Delta Epsilon Limits Proving: a+L and a*L

[Shelby]

Homework Statement

Given that lim f(x)=L as x approaches a , prove that lim (x+f(x))=a+L as x approaches ahttps://www.physicsforums.com/attachments/9630. Your proof cannot assume that the limit of a sum of two functions is the sum of their individual limits. You must use the delta-epsilon definition of limit in your proof.
and
Given that lim f(x)=L as x approaches a , prove that lim x*f(x)=aL as x approaches a

Homework Equations

The Attempt at a Solution

attempt is in the attatchment

 

[VietDao29]

Next, the negative must be distributed to the “a” and to the “L” of (a + L) and an L must be substituted for f(x) because it is given that the $$\lim_{x \rightarrow a} f(x) = L$$
|x + L - a - L|...

That part is wrong, you cannot sub L for f(x) like that, it's not correct.

Now, back at the start, the problem gives that:
$$\lim_{x \rightarrow a} f(x) = L$$, and you must use this to prove: $$\lim_{x \rightarrow a} [x + f(x) ] = a + L$$
$$\lim_{x \rightarrow a} f(x) = L$$ means that, for any arbitrary small $$\epsilon$$, there exists a $$\delta$$, such that:
$$0 < |x - a| < \delta \Rightarrow |f(x) - L| < \epsilon$$What we should prove is:
For any arbitrary small $$\epsilon_1$$, there exists a $$\delta_1$$, such that:
$$0 < |x - a| < \delta_1 \Rightarrow |[x + f(x)] - [a + L]| < \epsilon_1$$

We will deal with this part:
$$|[x + f(x)] - [a + L]| = |(x - a) + [f(x) - L]| < |x - a| + |f(x) - L|$$Now we choose, $$\epsilon = \frac{\epsilon_1}{2}$$.

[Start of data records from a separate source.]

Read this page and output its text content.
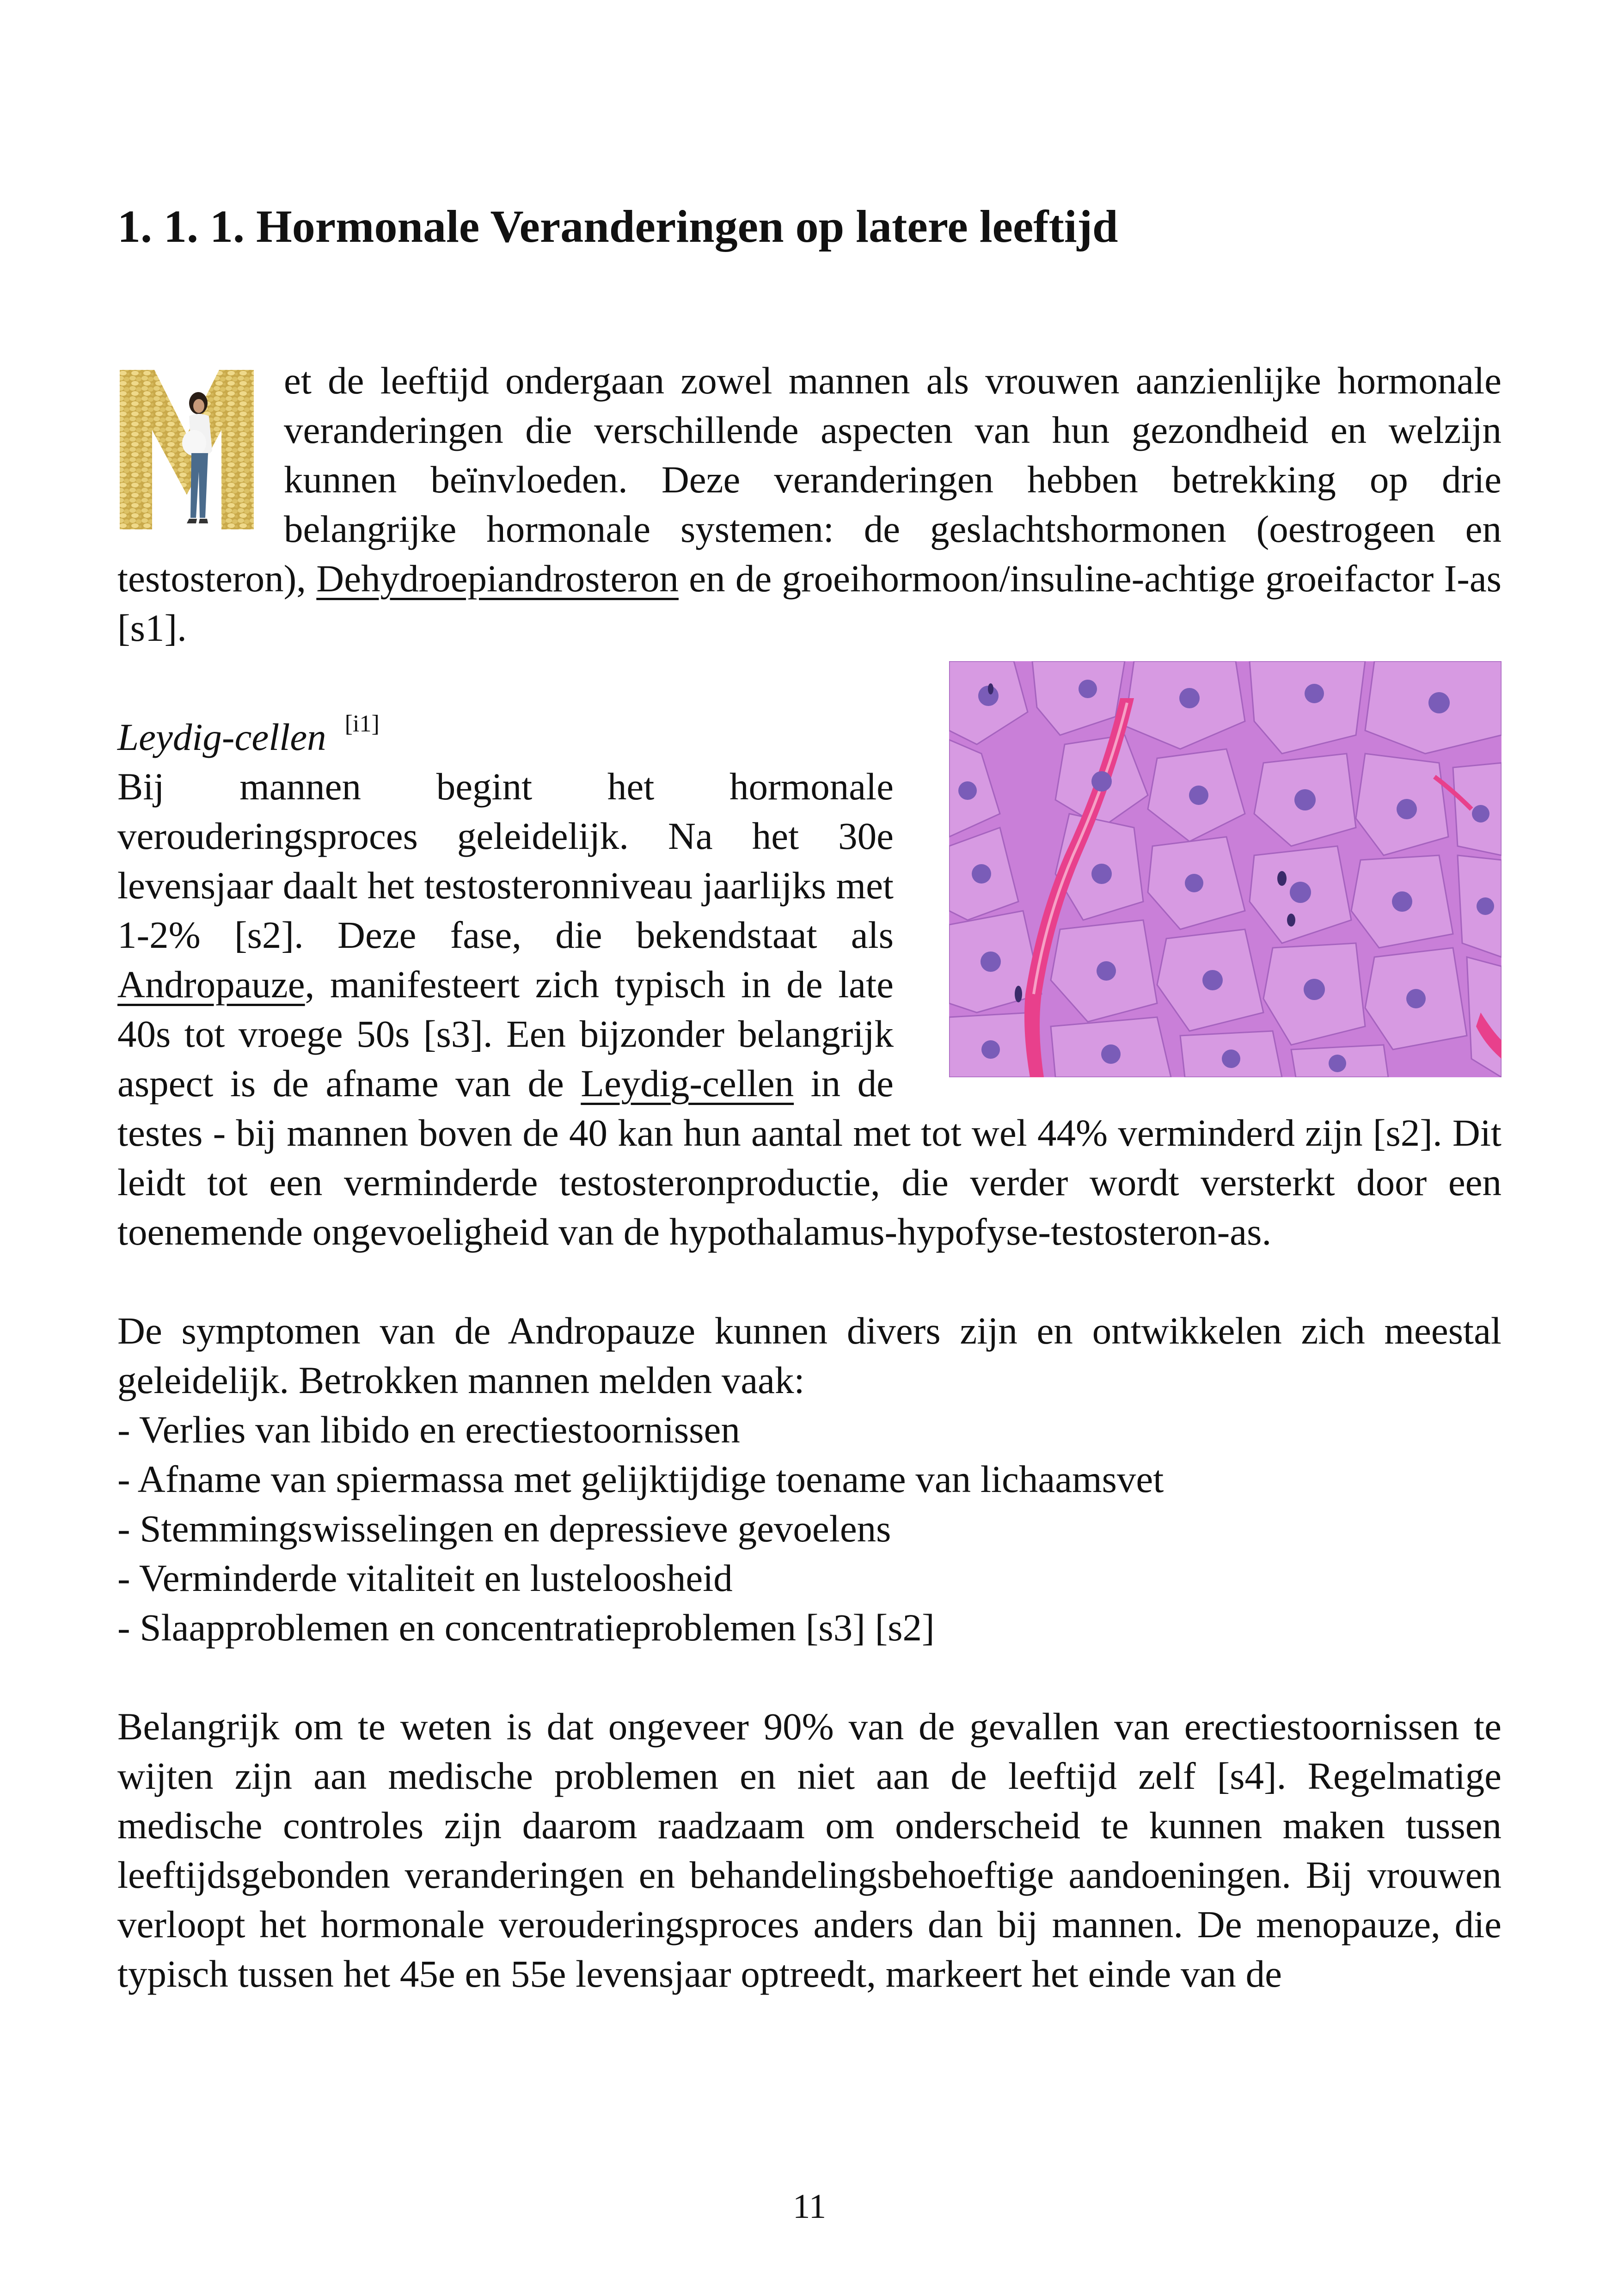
1. 1. 1. Hormonale Veranderingen op latere leeftijd

et de leeftijd ondergaan zowel mannen als vrouwen aanzienlijke hormonale veranderingen die verschillende aspecten van hun gezondheid en welzijn kunnen beïnvloeden. Deze veranderingen hebben betrekking op drie belangrijke hormonale systemen: de geslachtshormonen (oestrogeen en testosteron), Dehydroepiandrosteron en de groeihormoon/insuline-achtige groeifactor I-as [s1].

Leydig-cellen [i1]
Bij mannen begint het hormonale verouderingsproces geleidelijk. Na het 30e levensjaar daalt het testosteronniveau jaarlijks met 1-2% [s2]. Deze fase, die bekendstaat als Andropauze, manifesteert zich typisch in de late 40s tot vroege 50s [s3]. Een bijzonder belangrijk aspect is de afname van de Leydig-cellen in de testes - bij mannen boven de 40 kan hun aantal met tot wel 44% verminderd zijn [s2]. Dit leidt tot een verminderde testosteronproductie, die verder wordt versterkt door een toenemende ongevoeligheid van de hypothalamus-hypofyse-testosteron-as.

De symptomen van de Andropauze kunnen divers zijn en ontwikkelen zich meestal geleidelijk. Betrokken mannen melden vaak:

- Verlies van libido en erectiestoornissen
- Afname van spiermassa met gelijktijdige toename van lichaamsvet
- Stemmingswisselingen en depressieve gevoelens
- Verminderde vitaliteit en lusteloosheid
- Slaapproblemen en concentratieproblemen [s3] [s2]

Belangrijk om te weten is dat ongeveer 90% van de gevallen van erectiestoornissen te wijten zijn aan medische problemen en niet aan de leeftijd zelf [s4]. Regelmatige medische controles zijn daarom raadzaam om onderscheid te kunnen maken tussen leeftijdsgebonden veranderingen en behandelingsbehoeftige aandoeningen. Bij vrouwen verloopt het hormonale verouderingsproces anders dan bij mannen. De menopauze, die typisch tussen het 45e en 55e levensjaar optreedt, markeert het einde van de

11
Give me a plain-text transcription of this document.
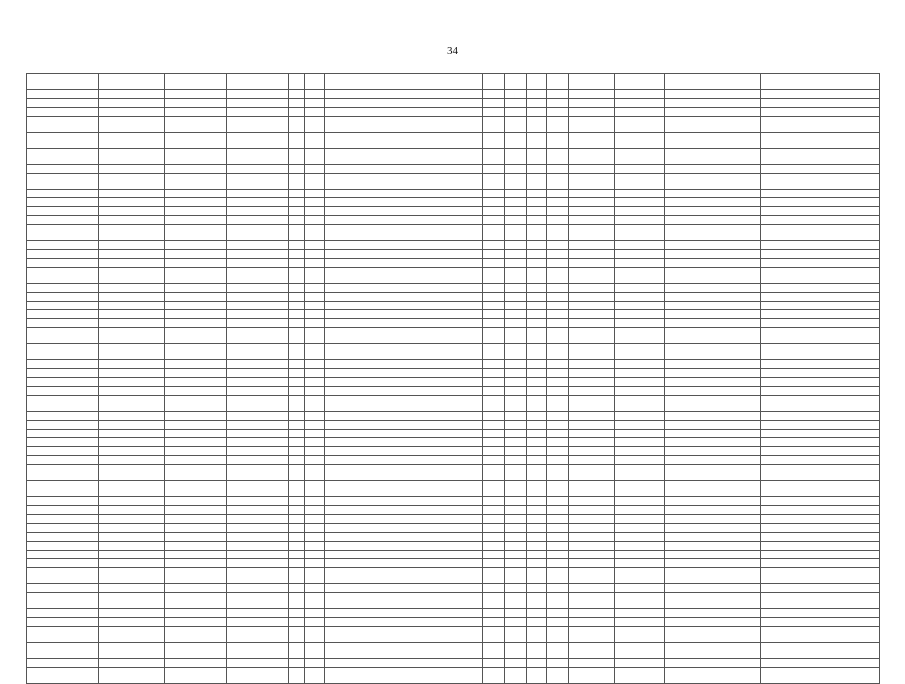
34
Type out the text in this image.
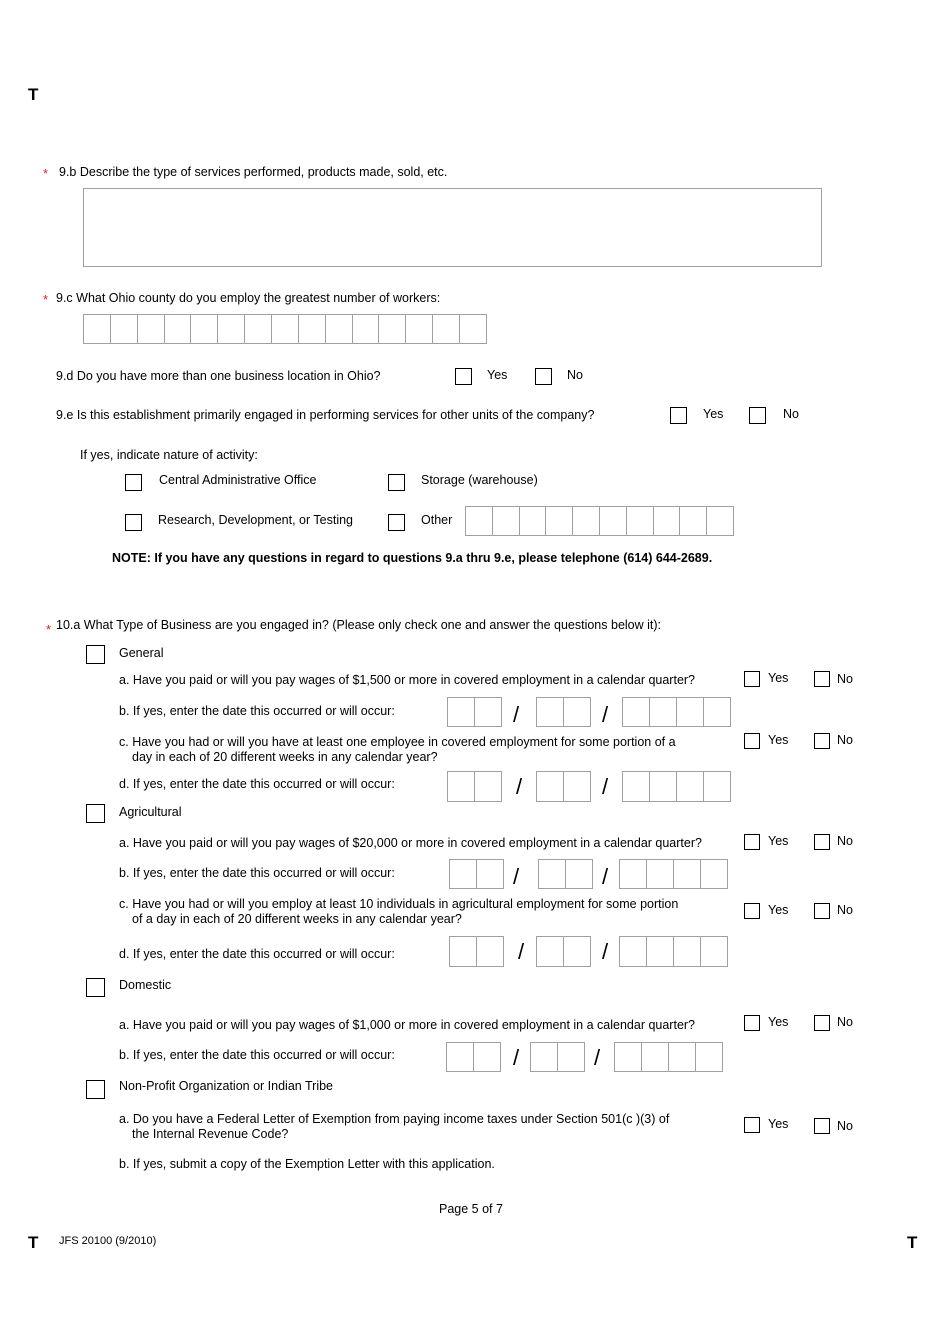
T
* 9.b Describe the type of services performed, products made, sold, etc.
* 9.c What Ohio county do you employ the greatest number of workers:
9.d Do you have more than one business location in Ohio?	Yes	No
9.e Is this establishment primarily engaged in performing services for other units of the company?	Yes	No
If yes, indicate nature of activity:
Central Administrative Office	Storage (warehouse)
Research, Development, or Testing	Other
NOTE: If you have any questions in regard to questions 9.a thru 9.e, please telephone (614) 644-2689.
* 10.a What Type of Business are you engaged in? (Please only check one and answer the questions below it):
General
a. Have you paid or will you pay wages of $1,500 or more in covered employment in a calendar quarter?	Yes	No
b. If yes, enter the date this occurred or will occur:	/	/
c. Have you had or will you have at least one employee in covered employment for some portion of a
day in each of 20 different weeks in any calendar year?
Yes	No
d. If yes, enter the date this occurred or will occur:	/	/
Agricultural
a. Have you paid or will you pay wages of $20,000 or more in covered employment in a calendar quarter?	Yes	No
b. If yes, enter the date this occurred or will occur:	/	/
c. Have you had or will you employ at least 10 individuals in agricultural employment for some portion
of a day in each of 20 different weeks in any calendar year?
Yes	No
d. If yes, enter the date this occurred or will occur:	/	/
Domestic
a. Have you paid or will you pay wages of $1,000 or more in covered employment in a calendar quarter?	Yes	No
b. If yes, enter the date this occurred or will occur:	/	/
Non-Profit Organization or Indian Tribe
a. Do you have a Federal Letter of Exemption from paying income taxes under Section 501(c )(3) of
the Internal Revenue Code?
Yes	No
b. If yes, submit a copy of the Exemption Letter with this application.
Page 5 of 7
T JFS 20100 (9/2010)	T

Now, there should exists a $$\delta$$, such that: $$0 < |x - a| < \delta \Rightarrow |f(x) - L| < \epsilon = \frac{\epsilon_1}{2}$$
Choose $$\delta_1$$, so that: $$\delta_1 = \mbox{min} \left( \delta, \frac{\epsilon_1}{2} \right)$$

$$\delta_1 = \mbox{min} \left( \delta, \frac{\epsilon_1}{2} \right) \Rightarrow \delta_1 \leq \delta$$, so we have:
$$0 < |x - a| < \delta_1 \leq \delta \Rightarrow |f(x) - L| < \epsilon = \frac{\epsilon_1}{2}$$

$$\delta_1 = \mbox{min} \left( \delta, \frac{\epsilon_1}{2} \right) \Rightarrow \delta_1 \leq \frac{\epsilon}{2}$$Now, if we have:
$$0 < |x - a| < \delta_1 \Rightarrow |[x + f(x)] - [a + L]| < |x - a| + |f(x) - L| < \delta_1 + \epsilon < \frac{\epsilon_1}{2} + \frac{\epsilon_1}{2} = \epsilon_1$$, so:
$$\lim_{x \rightarrow a} [x + f(x) ] = a + L$$ (Q.E.D)

Is there any where unclear?
Can you do the same to part II? :)

 

[Shelby]

Thank you, I do have one question

Why did you choose to divide epsilon 1 by 2?

 

[mjsd]

because eventually you want to sum up two of them.. and 1/2 +1/2 =1 gives you just one epsilon... and this matches the target you want to reach. that's all

 

[VietDao29]

Why did you choose to divide epsilon 1 by 2?

Since you want to prove that:
$$|[x + f(x)] - [a + L]| = |(x - a) + [f(x) - L]| < |x - a| + |f(x) - L| < \epsilon_1$$, i.e, the sum of |x - a|, and |f(x) - L|, so it's natural to choose the sum of $$\frac{\epsilon_1}{2}$$, and $$\frac{\epsilon_1}{2}$$, as $$\frac{\epsilon_1}{2} + \frac{\epsilon_1}{2} = \epsilon_1$$.
Then assign $$\delta, \ \delta_1 , \ \epsilon$$ wisely, so that: $$|x - a| < \frac{\epsilon_1}{2}$$, and $$|f(x) - L| < \frac{\epsilon_1}{2}$$

 

[pjallen58]

I think I understand the process shown for the above proof but if someone could provide the second part it would improve my understanding. Given that lim f(x)=L as x approaches a , prove that lim x*f(x)=aL as x approaches a using the delta epsilon definition of a limit. This would be much appreciated. Thanks.

 

[jacobrhcp]

just try it yourselves! Use the method and I'm confident it will work out!